I think it is called divide and conquer
Thanks for the comment
James
maz iqbal says
Hello James,
Thanks for sharing this story it is one of my favourites. I invite your readers to consider the following:
1. Life is lived in the arena it is a being-in-the-arena phenomena and what you will learn living in the arena will be of an entirely different order-quality-richness to that which you will learn standing back and looking at the bigger system. I drew attention to this in my latest post:
http://thecustomerblog.co.uk/2014/06/09/most-important-post-i-have-written-this-year-what-does-it-really-take-to-know-your-customers/
2. The elephant story needs updating. In the age that we live in the elephant is no longer fixed, the elephant itself is changing-morphing. That is to say life is not a thing, it is a process and as such flow/change is the rule.
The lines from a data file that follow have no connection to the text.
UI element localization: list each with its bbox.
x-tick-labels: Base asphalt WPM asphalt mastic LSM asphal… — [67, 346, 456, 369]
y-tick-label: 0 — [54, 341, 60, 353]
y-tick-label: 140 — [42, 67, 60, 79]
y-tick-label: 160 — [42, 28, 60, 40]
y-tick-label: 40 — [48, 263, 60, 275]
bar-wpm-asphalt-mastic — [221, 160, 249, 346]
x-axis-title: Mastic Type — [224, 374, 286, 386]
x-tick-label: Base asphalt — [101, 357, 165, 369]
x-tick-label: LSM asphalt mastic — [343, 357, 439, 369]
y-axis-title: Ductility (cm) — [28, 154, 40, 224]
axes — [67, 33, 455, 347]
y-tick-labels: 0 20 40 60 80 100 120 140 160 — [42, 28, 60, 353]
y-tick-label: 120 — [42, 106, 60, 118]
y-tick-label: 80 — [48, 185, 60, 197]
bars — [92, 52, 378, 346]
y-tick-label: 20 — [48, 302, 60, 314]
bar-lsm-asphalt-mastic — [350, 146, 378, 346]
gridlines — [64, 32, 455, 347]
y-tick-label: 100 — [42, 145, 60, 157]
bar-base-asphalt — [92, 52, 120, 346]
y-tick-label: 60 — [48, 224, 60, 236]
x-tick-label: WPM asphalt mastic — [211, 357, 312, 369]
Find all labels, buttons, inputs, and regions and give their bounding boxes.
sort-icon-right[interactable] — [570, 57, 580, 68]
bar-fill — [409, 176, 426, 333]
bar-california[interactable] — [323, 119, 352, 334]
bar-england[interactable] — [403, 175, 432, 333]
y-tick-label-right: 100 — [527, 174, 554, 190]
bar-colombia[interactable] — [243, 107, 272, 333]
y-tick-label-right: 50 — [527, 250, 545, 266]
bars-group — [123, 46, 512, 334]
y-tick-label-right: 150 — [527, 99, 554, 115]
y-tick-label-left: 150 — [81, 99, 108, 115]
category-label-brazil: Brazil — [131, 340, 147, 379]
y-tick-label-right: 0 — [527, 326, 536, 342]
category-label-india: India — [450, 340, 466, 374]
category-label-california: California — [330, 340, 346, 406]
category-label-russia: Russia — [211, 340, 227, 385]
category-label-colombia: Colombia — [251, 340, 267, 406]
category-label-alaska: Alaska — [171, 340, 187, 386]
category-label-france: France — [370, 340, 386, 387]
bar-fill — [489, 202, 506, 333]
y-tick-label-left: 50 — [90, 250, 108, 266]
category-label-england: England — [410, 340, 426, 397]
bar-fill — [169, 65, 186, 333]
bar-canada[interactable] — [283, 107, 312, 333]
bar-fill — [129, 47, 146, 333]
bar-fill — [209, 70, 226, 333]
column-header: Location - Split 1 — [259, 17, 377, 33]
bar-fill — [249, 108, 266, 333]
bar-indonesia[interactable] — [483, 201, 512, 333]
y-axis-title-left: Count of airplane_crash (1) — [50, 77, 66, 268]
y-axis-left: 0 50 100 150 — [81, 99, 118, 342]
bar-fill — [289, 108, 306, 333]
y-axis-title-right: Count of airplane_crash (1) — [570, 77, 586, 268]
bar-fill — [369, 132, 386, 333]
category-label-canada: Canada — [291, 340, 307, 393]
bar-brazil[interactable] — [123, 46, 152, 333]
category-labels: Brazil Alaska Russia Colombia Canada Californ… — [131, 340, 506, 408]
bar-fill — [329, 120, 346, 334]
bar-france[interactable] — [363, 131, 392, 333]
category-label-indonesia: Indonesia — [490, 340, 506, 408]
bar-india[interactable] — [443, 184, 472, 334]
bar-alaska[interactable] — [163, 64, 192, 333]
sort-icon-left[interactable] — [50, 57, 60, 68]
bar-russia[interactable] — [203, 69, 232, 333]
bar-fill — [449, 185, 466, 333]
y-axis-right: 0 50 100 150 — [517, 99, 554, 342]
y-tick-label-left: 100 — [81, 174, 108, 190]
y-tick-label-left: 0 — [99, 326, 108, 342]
Especially so in the age we live in where the rate of flow/change and the scale of change has increased dramatically.
I wish you the very best
maz
James Lawther says
I enjoyed the post Maz, particularly the story about the fish
Annette Franz says
James,
I’ve used that parable to explain why it’s important to use journey mapping to think about the entire customer experience, not just parts and pieces of it separately. Fragmented gets you a siloed approach, which doesn’t lead to a great customer experience. So I agree with your thinking – don’t just look at bits and pieces – look at the big picture.